Rich People Are Not Like Us

Do you ever wake up in the morning and go, Gee whiz! It SURE would be nice to go over to my supermodel neighbor’s villa adjoining mine and have a nice class of OJ and a plate of organic pancakes for breakfast?

Not THIS OJ, silly.

Not THIS OJ, silly.

And while I ponder between chocolate chip or blueberry hot cakes fresh off the griddle, my fantasy is shattered when the train that runs by my apartment building rushes past, causing my cup of cheap coffee to spill. I don’t even have paper towels to clean the mess up, because they weren’t on sale this week. Thank God for the toilet paper my parents brought me in bulk the last time they visited.

Now, the purpose of this story is not to make you give me money (though you can if you want), it’s to illustrate how different George Clooney, Cindy Crawford, and her husband Rande Gerber are from me.

Whatever, my friends are cooler.

Whatever, my friends are cooler.

For example, this month Cindy and Rande pose on the cover of Architectural Digest to talk about their Mexican vacation home–called a “villa” in rich people language. And guess what? It just HAPPENS to be next door to George’s villa!
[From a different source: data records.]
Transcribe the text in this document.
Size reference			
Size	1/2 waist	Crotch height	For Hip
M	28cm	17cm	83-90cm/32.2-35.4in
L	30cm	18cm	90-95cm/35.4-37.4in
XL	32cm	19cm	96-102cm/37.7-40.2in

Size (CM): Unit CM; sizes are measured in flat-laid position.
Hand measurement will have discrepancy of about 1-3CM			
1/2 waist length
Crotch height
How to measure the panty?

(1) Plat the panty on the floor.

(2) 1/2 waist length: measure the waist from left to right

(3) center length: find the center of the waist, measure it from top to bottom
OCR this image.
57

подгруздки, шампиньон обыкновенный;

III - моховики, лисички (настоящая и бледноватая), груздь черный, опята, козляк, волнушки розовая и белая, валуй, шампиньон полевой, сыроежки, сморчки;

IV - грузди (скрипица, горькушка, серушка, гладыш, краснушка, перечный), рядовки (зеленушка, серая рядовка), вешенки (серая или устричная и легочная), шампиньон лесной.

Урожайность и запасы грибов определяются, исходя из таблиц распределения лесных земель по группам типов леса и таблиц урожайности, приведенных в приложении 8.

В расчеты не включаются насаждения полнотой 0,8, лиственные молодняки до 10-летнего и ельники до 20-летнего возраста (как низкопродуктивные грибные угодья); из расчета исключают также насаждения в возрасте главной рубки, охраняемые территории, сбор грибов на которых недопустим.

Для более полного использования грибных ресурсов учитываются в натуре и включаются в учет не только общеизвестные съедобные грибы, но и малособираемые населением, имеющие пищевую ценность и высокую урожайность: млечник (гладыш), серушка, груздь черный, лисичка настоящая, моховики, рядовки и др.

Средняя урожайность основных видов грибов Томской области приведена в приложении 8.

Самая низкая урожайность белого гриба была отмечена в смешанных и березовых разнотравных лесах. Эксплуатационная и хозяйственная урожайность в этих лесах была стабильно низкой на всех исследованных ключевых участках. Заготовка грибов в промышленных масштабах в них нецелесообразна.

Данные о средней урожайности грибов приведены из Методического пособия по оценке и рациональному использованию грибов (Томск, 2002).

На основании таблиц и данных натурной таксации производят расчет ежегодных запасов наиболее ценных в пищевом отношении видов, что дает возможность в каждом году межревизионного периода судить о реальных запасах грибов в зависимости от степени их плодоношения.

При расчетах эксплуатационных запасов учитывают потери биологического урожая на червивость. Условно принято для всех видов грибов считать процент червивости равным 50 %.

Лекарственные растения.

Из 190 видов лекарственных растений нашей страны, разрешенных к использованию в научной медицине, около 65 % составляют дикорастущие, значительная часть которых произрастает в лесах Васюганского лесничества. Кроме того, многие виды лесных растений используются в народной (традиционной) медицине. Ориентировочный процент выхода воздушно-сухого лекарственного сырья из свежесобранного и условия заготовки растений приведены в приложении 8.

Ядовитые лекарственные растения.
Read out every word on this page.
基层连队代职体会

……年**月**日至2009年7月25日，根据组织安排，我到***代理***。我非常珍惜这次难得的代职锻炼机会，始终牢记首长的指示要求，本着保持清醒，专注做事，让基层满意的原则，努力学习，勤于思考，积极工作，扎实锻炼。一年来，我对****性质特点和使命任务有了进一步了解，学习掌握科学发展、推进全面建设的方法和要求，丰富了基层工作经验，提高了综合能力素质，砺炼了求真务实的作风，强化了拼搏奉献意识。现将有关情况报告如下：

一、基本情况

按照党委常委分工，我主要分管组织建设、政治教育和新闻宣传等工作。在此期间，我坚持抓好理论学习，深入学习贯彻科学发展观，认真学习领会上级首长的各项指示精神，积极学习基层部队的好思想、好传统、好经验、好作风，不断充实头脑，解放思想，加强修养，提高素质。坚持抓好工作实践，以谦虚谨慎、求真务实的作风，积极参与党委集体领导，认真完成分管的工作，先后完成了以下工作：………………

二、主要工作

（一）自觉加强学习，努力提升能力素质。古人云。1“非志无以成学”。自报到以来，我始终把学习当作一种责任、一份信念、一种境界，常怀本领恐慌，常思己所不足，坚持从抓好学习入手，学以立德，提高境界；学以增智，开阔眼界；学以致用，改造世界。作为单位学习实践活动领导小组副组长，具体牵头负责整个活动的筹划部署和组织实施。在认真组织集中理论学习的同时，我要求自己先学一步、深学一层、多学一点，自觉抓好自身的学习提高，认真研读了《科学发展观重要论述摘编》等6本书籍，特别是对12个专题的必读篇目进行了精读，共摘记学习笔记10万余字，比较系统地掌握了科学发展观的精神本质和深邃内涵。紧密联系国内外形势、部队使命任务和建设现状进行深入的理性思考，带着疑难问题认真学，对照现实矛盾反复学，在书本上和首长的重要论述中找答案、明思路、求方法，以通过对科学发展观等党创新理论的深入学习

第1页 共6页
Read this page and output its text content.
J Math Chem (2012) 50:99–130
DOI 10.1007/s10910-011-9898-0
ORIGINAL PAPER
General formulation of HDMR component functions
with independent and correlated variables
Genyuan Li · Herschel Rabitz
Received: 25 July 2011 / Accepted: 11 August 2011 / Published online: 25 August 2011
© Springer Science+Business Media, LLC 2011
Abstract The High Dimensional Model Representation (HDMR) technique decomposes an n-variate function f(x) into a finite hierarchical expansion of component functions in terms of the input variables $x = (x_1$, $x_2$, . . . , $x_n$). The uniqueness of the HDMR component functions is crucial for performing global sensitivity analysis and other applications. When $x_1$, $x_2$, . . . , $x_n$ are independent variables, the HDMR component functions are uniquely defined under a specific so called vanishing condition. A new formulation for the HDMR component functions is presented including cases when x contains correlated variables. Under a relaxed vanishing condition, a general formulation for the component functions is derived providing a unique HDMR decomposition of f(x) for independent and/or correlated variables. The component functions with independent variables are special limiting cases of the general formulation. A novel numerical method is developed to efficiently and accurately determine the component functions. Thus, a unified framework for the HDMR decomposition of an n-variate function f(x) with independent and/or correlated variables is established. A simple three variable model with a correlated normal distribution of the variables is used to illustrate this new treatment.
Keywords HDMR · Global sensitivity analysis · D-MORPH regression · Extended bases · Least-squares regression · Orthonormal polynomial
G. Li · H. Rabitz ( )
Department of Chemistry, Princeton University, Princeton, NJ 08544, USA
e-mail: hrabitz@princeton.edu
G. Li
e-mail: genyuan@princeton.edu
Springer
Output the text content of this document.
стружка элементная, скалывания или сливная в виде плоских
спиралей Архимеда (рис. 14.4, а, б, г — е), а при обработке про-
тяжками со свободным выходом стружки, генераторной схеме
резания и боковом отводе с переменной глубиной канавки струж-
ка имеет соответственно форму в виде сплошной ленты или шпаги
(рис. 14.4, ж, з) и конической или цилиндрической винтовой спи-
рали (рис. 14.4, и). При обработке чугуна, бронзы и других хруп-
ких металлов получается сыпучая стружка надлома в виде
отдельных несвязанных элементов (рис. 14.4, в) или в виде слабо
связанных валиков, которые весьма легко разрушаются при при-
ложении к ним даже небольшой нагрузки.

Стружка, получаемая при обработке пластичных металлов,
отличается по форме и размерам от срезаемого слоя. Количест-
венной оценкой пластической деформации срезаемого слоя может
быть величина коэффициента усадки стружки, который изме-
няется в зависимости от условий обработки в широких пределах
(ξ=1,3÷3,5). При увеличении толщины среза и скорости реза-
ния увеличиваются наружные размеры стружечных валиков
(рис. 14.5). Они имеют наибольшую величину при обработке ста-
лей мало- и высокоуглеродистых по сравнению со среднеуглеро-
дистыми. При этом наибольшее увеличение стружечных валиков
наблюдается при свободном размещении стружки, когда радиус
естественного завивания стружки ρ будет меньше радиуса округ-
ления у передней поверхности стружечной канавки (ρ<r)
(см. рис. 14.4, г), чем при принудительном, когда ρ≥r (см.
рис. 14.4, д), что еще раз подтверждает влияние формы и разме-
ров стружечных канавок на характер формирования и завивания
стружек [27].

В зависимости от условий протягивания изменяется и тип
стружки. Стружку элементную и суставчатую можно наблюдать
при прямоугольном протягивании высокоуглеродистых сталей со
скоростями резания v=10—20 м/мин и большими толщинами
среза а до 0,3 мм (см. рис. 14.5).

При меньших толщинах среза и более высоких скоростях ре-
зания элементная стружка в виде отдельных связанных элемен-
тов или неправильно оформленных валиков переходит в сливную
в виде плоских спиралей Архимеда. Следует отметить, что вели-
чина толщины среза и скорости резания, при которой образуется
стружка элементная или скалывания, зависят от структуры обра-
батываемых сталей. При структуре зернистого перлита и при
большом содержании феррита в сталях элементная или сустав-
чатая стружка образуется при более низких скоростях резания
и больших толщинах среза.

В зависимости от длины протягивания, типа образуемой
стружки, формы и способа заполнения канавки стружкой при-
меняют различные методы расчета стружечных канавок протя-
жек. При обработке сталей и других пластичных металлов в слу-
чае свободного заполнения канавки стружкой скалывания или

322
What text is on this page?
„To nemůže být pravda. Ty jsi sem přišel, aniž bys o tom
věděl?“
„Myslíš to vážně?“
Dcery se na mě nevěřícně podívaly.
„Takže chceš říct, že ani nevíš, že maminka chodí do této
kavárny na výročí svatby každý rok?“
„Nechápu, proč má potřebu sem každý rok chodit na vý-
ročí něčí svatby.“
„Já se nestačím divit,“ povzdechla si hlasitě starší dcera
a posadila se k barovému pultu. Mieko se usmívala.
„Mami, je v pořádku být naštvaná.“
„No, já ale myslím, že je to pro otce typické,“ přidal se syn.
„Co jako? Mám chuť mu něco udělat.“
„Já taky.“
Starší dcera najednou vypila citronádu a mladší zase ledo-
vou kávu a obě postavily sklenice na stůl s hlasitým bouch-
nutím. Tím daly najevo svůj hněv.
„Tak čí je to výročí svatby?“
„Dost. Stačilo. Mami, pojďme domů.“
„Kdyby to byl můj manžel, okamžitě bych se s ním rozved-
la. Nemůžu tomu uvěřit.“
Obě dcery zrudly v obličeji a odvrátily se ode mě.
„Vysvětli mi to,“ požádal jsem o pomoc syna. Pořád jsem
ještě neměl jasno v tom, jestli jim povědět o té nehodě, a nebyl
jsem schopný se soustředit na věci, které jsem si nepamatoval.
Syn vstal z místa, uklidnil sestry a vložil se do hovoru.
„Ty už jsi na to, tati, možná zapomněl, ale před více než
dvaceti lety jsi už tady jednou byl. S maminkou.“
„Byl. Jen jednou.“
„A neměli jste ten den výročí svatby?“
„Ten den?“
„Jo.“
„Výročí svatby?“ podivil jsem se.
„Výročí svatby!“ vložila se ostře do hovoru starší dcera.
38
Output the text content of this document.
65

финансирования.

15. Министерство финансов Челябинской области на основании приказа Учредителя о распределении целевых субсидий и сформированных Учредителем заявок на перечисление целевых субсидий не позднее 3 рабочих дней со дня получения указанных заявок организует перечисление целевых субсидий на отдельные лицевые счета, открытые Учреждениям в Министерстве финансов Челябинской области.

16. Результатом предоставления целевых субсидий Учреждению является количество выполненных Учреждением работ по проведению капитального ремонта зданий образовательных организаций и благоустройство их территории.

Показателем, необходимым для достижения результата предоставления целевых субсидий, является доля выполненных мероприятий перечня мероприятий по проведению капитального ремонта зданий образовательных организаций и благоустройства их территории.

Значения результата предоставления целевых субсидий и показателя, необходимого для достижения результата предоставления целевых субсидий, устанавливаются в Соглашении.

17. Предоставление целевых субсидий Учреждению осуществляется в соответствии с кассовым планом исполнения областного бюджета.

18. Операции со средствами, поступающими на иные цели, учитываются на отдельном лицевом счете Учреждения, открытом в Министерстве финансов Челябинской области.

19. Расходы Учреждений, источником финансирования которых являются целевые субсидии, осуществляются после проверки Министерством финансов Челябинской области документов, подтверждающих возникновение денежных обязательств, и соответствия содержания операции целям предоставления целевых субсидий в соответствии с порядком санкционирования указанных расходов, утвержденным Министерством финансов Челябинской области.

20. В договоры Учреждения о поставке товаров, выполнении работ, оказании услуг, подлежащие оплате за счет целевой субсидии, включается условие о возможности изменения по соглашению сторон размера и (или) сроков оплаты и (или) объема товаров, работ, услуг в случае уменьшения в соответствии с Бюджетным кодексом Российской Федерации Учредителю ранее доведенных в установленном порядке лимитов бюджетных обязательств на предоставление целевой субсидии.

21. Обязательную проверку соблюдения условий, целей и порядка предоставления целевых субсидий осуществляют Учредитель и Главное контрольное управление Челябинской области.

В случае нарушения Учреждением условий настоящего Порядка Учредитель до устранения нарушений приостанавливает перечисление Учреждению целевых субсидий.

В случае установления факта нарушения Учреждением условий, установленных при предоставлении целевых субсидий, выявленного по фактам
How convenient!

It gets worse.

The trio named the compound Casamigos – “House of Friends” – and the longtime close pals, who launched a tequila company of the same name, use the structures accordingly.

“Our lives go back and forth,” Crawford, 47, tells the magazine. “We’ll have cocktails at our place and dinner at George’s, and vice versa.”

This is the time I need to step it up in my quest to become George’s next girlfriend. I am totally fine with the two year contract that past lady friends including Stacy Keibler, Elisabetta Canalis, and Sarah Larson have signed. Heck, I’ll take six months. Even a week! I’m due for a vacation in Mexico.